« C’est totalement disproportionné » : Pierre Ménès en colère après sa condamnation pour agression sexuelle

Publié le 2 mai 2023 à 9:56
Abaca
Dans une interview accordée au "JDD", le consultant Pierre Ménès est revenu sur sa condamnation à deux mois de prison avec sursis pour agression sexuelle.

Il a décidé de se justifier. Le mercredi 18 avril dernier, Pierre Ménès était condamné à deux mois de prison avec sursis pour une agression sexuelle. Poursuivi pour trois faits, l’ancien chroniqueur de Canal + avait bénéficié de deux relaxes et reconnu coupable d’une agression sur une vendeuse d’une boutique Nike des Champs-Élysées. "Le tribunal nous a écoutés, nous a donné le temps et notre client est relaxé à 95 % des faits qui lui étaient reprochés", s’étaient félicité ses avocats, précisant que leur client allait toutefois faire appel afin d’obtenir une relaxe totale. Ce lundi 1er mai, dans les colonnes de nos confrères du JDD, Pierre Ménès est revenu sur cette condamnation. 

"Je m’attendais à être condamné. Je me disais qu’avec tout le battage qui avait été fait autour de cette histoire, les 11 heures de garde à vue et ce procès, il fallait bien qu’ils se remboursent", a-t-il déploré en préambule. "Je ne pouvais pas m’en tirer blanc comme neige. Quand j’ai pris connaissance du délibéré, si ça ne me concernait pas moi, ça m’amuserait. Parce que deux mois de prison avec sursis pour avoir enlacé les mains d’une vendeuse, c’est totalement disproportionné. Et le tout sur la foi d’une vidéo qui a été détruite ! (NDLR : À l’audience, seule une retranscription des faits a été lue)", a continué l’ancien trublion du Canal Football Club. 

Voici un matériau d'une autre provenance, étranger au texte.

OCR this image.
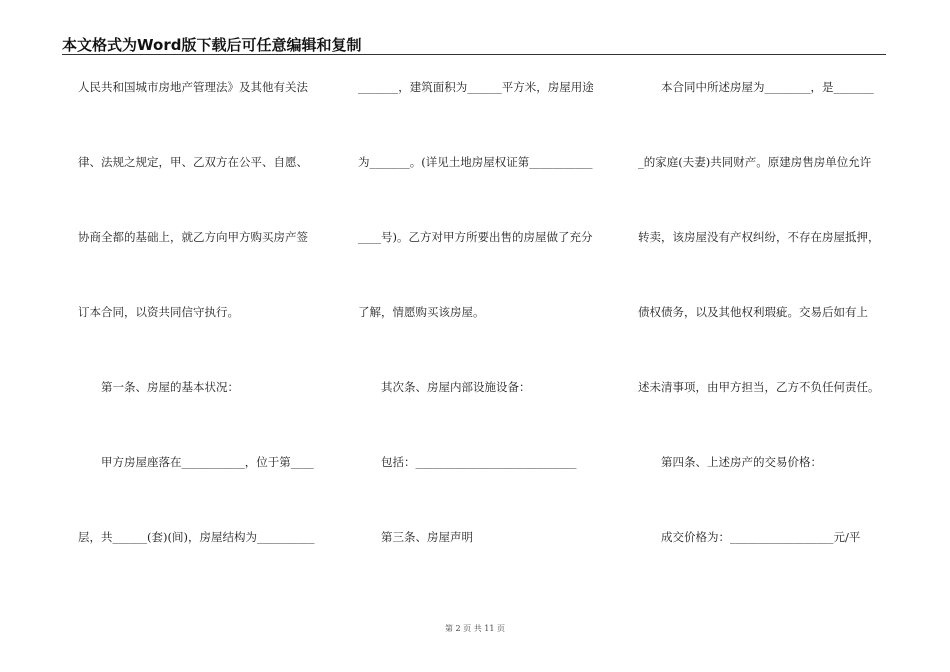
本文格式为Word版下载后可任意编辑和复制
人民共和国城市房地产管理法》及其他有关法
律、法规之规定，甲、乙双方在公平、自愿、
协商全都的基础上，就乙方向甲方购买房产签
订本合同，以资共同信守执行。
　　第一条、房屋的基本状况：
　　甲方房屋座落在___________，位于第____
层，共______(套)(间)，房屋结构为__________
_______，建筑面积为______平方米，房屋用途
为_______。(详见土地房屋权证第___________
____号)。乙方对甲方所要出售的房屋做了充分
了解，情愿购买该房屋。
　　其次条、房屋内部设施设备：
　　包括：____________________________
　　第三条、房屋声明
　　本合同中所述房屋为________，是_______
_的家庭(夫妻)共同财产。原建房售房单位允许
转卖，该房屋没有产权纠纷，不存在房屋抵押，
债权债务，以及其他权利瑕疵。交易后如有上
述未清事项，由甲方担当，乙方不负任何责任。
　　第四条、上述房产的交易价格：
　　成交价格为：__________________元/平
第 2 页 共 11 页
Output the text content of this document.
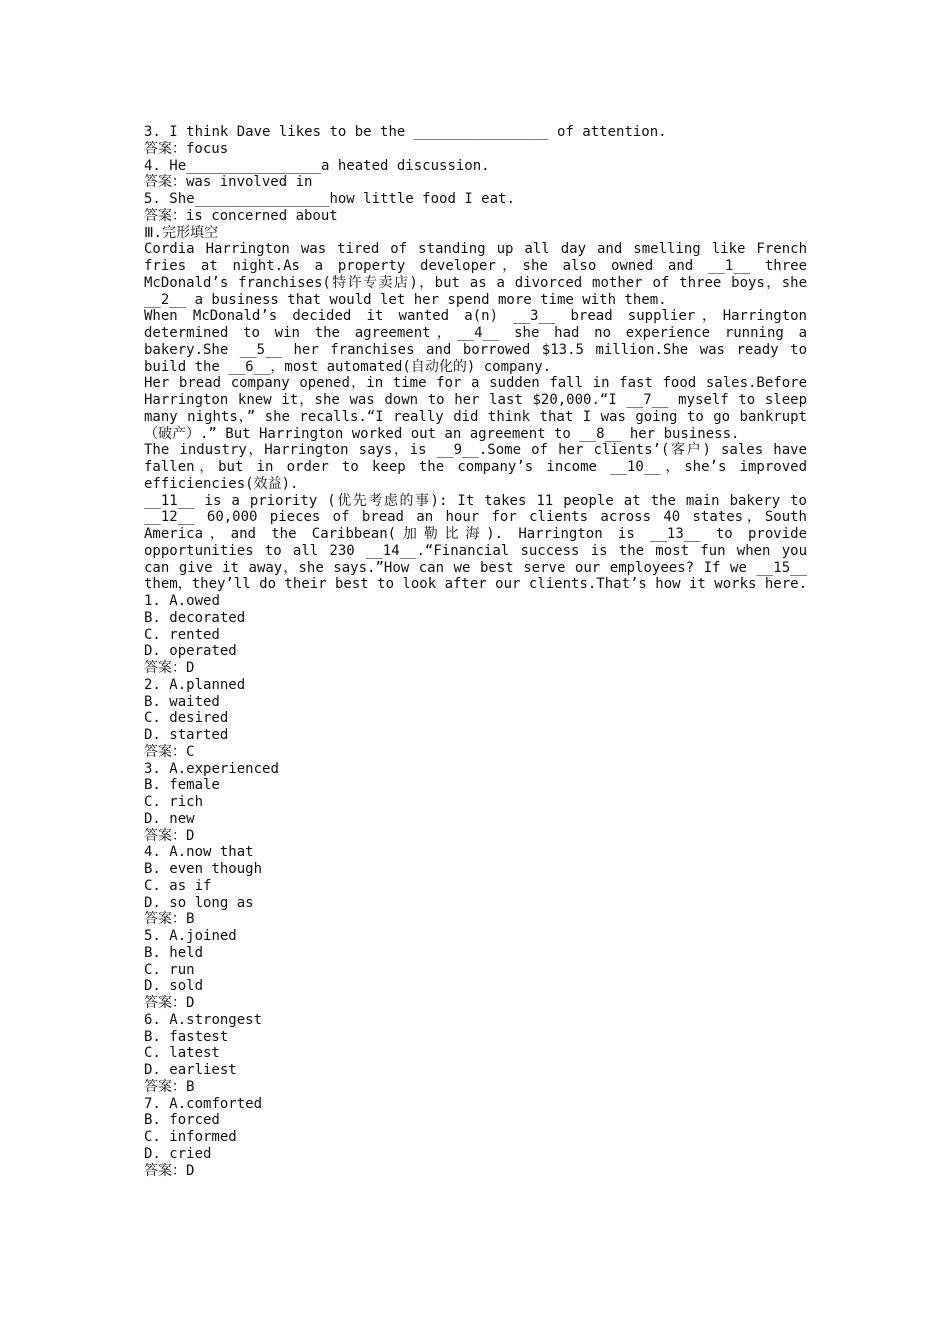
3. I think Dave likes to be the ________________ of attention.
答案：focus
4. He________________a heated discussion.
答案：was involved in
5. She________________how little food I eat.
答案：is concerned about
Ⅲ.完形填空
Cordia Harrington was tired of standing up all day and smelling like French fries at night.As a property developer，she also owned and __1__ three McDonald’s franchises(特许专卖店)，but as a divorced mother of three boys，she __2__ a business that would let her spend more time with them.
When McDonald’s decided it wanted a(n) __3__ bread supplier，Harrington determined to win the agreement，__4__ she had no experience running a bakery.She __5__ her franchises and borrowed $13.5 million.She was ready to build the __6__，most automated(自动化的) company.
Her bread company opened，in time for a sudden fall in fast food sales.Before Harrington knew it，she was down to her last $20,000.“I __7__ myself to sleep many nights，” she recalls.“I really did think that I was going to go bankrupt（破产）.” But Harrington worked out an agreement to __8__ her business.
The industry，Harrington says，is __9__.Some of her clients’(客户) sales have fallen，but in order to keep the company’s income __10__，she’s improved efficiencies(效益).
__11__ is a priority (优先考虑的事): It takes 11 people at the main bakery to __12__ 60,000 pieces of bread an hour for clients across 40 states，South America，and the Caribbean(加勒比海). Harrington is __13__ to provide opportunities to all 230 __14__.“Financial success is the most fun when you can give it away，she says.”How can we best serve our employees? If we __15__ them，they’ll do their best to look after our clients.That’s how it works here.
1. A.owed
B. decorated
C. rented
D. operated
答案：D
2. A.planned
B. waited
C. desired
D. started
答案：C
3. A.experienced
B. female
C. rich
D. new
答案：D
4. A.now that
B. even though
C. as if
D. so long as
答案：B
5. A.joined
B. held
C. run
D. sold
答案：D
6. A.strongest
B. fastest
C. latest
D. earliest
答案：B
7. A.comforted
B. forced
C. informed
D. cried
答案：D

Le chroniqueur regrette également "le battage" réalisé autour de "cette histoire". "Je suis ‘tombé’ en même temps que Nicolas Hulot, Richard Berry et Olivier Duhamel. J’ai été pris dans cette vague : ‘tous violeurs’", a estimé le commentateur, qui précise que "les faits pour lesquels [il est] condamné avaient fait, au départ, l’objet d’un simple rappel à la loi". Alors comment explique-t-il sa présence au tribunal ? "J’ai deux versions : soit on a demandé à cette hôtesse de me nuire ; soit elle a vraiment été victime de ce geste et quand elle se retourne, elle me voit, moi", a-t-il assuré. "Je n’ai plus rien du tout aujourd’hui, sauf ma chaîne YouTube", a-t-il regretté, avant d’affirmer qu’il avait été touché par une dépression. "Je passais mes journées dans mon canapé à regarder la chaîne Histoire et des documentaires sur le IIIe Reich", a conclu Pierre Ménès.